Bohinska Bela is in fact a small village just a couple of kilometers south of Bled, located immediately beneath the interesting limestone cliffs. The history of climbing on this rock face goes back to the late 1960's when Marjan Manfreda - the famous Slovenian alpinist who summited Makalu without supplementary oxygen via the huge and steep South Face in 1975, three years before Messner and Habler famously summited Everest in 1978 - started to train just behind his house in Bohinjska Bela.
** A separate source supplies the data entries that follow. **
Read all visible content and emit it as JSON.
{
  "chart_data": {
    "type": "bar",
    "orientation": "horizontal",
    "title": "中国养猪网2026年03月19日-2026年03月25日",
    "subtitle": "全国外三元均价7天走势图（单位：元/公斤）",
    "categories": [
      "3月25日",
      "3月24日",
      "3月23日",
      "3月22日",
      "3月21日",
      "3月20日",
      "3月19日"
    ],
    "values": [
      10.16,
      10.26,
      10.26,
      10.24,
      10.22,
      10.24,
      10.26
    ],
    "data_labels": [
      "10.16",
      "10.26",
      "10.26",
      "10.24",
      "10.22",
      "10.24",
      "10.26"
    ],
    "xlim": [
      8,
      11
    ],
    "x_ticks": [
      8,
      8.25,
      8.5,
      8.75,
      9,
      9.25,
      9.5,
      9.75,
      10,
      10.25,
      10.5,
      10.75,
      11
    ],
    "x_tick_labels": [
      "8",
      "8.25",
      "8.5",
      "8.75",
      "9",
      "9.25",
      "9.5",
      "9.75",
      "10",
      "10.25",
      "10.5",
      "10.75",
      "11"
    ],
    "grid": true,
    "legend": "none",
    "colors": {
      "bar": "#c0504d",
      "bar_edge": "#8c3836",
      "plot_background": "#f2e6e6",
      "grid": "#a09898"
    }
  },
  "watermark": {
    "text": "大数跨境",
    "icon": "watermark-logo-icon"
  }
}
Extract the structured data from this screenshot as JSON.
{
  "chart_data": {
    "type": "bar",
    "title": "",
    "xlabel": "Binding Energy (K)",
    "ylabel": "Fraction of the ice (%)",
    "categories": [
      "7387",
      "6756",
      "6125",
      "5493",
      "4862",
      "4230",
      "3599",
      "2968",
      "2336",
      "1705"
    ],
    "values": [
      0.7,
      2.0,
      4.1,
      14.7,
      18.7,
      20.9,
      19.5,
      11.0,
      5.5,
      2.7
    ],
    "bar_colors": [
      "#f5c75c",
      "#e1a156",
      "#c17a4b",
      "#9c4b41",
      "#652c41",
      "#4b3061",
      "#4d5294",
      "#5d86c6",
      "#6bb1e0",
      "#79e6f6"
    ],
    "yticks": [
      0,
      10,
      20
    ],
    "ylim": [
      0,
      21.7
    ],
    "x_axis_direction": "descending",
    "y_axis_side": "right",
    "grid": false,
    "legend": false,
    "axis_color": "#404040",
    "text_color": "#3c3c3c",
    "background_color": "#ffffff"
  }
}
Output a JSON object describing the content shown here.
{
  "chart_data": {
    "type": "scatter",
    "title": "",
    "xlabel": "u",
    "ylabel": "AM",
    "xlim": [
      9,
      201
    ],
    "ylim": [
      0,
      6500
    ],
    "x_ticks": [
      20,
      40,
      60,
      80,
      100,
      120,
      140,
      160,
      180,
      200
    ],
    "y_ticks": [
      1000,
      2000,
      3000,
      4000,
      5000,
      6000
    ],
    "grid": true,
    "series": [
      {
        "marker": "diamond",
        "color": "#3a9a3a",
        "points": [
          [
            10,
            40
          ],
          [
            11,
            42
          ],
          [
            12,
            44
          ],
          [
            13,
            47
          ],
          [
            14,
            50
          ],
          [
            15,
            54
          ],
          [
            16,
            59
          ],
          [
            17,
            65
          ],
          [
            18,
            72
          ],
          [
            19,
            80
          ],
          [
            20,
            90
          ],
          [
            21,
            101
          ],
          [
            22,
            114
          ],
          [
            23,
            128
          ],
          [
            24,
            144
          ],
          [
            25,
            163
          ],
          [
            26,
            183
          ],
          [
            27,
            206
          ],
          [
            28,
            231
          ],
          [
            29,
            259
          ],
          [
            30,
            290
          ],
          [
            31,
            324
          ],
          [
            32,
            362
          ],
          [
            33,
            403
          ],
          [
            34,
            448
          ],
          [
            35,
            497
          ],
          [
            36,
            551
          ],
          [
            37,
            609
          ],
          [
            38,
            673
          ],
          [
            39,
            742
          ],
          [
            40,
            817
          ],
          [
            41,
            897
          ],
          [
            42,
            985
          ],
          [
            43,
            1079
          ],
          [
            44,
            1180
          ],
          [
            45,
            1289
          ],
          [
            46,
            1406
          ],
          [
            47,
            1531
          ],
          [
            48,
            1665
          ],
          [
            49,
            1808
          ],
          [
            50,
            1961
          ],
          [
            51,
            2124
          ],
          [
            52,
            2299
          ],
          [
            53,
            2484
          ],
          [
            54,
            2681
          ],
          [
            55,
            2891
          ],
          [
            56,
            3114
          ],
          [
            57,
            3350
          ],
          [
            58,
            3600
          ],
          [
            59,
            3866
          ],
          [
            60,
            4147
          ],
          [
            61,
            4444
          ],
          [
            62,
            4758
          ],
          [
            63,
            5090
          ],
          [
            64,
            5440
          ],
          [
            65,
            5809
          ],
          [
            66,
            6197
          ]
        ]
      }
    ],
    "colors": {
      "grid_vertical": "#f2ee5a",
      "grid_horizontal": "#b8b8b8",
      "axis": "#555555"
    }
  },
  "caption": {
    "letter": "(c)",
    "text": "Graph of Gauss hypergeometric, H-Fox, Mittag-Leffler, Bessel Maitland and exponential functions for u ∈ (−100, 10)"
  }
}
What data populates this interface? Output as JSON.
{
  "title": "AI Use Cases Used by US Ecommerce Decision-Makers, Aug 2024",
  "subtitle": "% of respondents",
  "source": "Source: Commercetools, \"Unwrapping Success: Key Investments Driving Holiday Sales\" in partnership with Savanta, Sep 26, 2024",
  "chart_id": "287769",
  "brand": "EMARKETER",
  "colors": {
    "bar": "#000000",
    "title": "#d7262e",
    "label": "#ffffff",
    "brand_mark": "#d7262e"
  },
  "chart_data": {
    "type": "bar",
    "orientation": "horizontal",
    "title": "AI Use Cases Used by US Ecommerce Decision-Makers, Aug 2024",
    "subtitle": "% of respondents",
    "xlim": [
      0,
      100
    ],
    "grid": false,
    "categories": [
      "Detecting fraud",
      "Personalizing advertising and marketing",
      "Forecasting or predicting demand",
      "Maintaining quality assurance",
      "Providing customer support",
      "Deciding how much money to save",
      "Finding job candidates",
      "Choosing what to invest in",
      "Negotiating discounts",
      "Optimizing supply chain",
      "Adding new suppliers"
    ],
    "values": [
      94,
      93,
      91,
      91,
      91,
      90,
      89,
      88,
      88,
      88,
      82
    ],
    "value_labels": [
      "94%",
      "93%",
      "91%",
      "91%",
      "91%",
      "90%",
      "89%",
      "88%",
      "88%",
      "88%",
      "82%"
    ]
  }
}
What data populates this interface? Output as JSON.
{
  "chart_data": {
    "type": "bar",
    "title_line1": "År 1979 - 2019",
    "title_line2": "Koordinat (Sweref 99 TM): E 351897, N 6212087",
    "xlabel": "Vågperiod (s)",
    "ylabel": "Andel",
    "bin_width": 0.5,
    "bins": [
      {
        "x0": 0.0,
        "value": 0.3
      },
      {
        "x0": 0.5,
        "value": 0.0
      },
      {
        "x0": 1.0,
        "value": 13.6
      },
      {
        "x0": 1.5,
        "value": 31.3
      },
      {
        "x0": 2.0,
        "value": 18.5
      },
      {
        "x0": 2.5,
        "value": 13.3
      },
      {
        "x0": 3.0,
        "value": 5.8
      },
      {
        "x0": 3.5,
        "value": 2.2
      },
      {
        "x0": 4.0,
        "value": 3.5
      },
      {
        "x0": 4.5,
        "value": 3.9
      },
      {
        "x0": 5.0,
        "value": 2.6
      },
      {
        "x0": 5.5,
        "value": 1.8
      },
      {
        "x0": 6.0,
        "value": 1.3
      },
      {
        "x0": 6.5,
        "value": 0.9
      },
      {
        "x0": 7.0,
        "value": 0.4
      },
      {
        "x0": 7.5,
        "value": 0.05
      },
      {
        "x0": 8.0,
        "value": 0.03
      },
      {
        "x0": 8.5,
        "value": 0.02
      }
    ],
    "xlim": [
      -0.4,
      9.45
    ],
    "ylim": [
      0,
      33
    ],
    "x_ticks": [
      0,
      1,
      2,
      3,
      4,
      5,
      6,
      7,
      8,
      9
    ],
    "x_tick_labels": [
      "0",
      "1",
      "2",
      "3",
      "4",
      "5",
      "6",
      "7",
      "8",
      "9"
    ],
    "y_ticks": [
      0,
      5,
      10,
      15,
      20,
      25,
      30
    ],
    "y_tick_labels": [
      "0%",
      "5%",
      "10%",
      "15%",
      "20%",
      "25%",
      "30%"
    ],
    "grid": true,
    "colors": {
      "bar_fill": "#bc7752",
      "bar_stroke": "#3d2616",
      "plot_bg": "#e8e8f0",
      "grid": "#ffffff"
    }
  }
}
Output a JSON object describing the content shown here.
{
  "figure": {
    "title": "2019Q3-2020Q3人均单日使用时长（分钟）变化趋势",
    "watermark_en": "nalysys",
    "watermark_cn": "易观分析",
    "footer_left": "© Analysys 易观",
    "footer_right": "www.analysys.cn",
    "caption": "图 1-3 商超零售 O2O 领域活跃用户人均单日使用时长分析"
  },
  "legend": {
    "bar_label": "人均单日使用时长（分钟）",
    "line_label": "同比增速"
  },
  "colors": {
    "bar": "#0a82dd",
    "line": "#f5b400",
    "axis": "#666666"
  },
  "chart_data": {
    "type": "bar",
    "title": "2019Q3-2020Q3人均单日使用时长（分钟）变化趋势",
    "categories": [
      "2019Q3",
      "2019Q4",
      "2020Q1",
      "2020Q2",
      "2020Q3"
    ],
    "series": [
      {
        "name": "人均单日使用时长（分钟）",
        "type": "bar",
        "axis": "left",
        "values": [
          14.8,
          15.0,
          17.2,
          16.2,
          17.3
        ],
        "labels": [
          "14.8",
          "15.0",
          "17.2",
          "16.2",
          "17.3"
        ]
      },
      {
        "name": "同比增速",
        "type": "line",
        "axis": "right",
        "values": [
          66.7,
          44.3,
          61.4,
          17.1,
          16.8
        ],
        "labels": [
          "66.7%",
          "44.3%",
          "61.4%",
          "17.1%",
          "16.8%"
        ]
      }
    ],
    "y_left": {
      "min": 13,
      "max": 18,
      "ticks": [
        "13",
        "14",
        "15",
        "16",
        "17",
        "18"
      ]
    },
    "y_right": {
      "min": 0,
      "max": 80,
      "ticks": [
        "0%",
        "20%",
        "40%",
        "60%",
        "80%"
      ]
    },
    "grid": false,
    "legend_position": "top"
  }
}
But the real development of the Bohinjska Bela sport crag started at about the same time as Misja Pec at Osp. It is no surprise therefore that the creativity at both beautiful areas was driven by the same man - Sreco Rehberger, who established most classic routes in Misja pec and here in Bohinjska Bela. The style of climbing differs since, unlike steep Misja Pec, the vertical and slightly overhanging slabs in Bohinjska Bela require precise footwork and strong fingers. A similar story can be found in another sector called "The New Bela", hidden from view in the forest nearby. The only difference between the old and the new sector is that the New Bela is mostly a summer climbing sector while the original or Old Bela is good for autumn and spring or even for sunny winter days. In addition, there is another sector on the opposite side of the valley called Kupljenik: located in the deep shadow of forest, this is a typical summer climbing refuge.
There are more than 100 routes to choose from at Bohinjska Bela and the difficulties range from beginners up to 8c+, although it has to be said that there are not many easy routes and most tend to be harder than 6b. The climbing in Bohinjska Bela is recognised by Slovenian climbers as being one of the best in the country and consequently it is quite popular, especially in summer.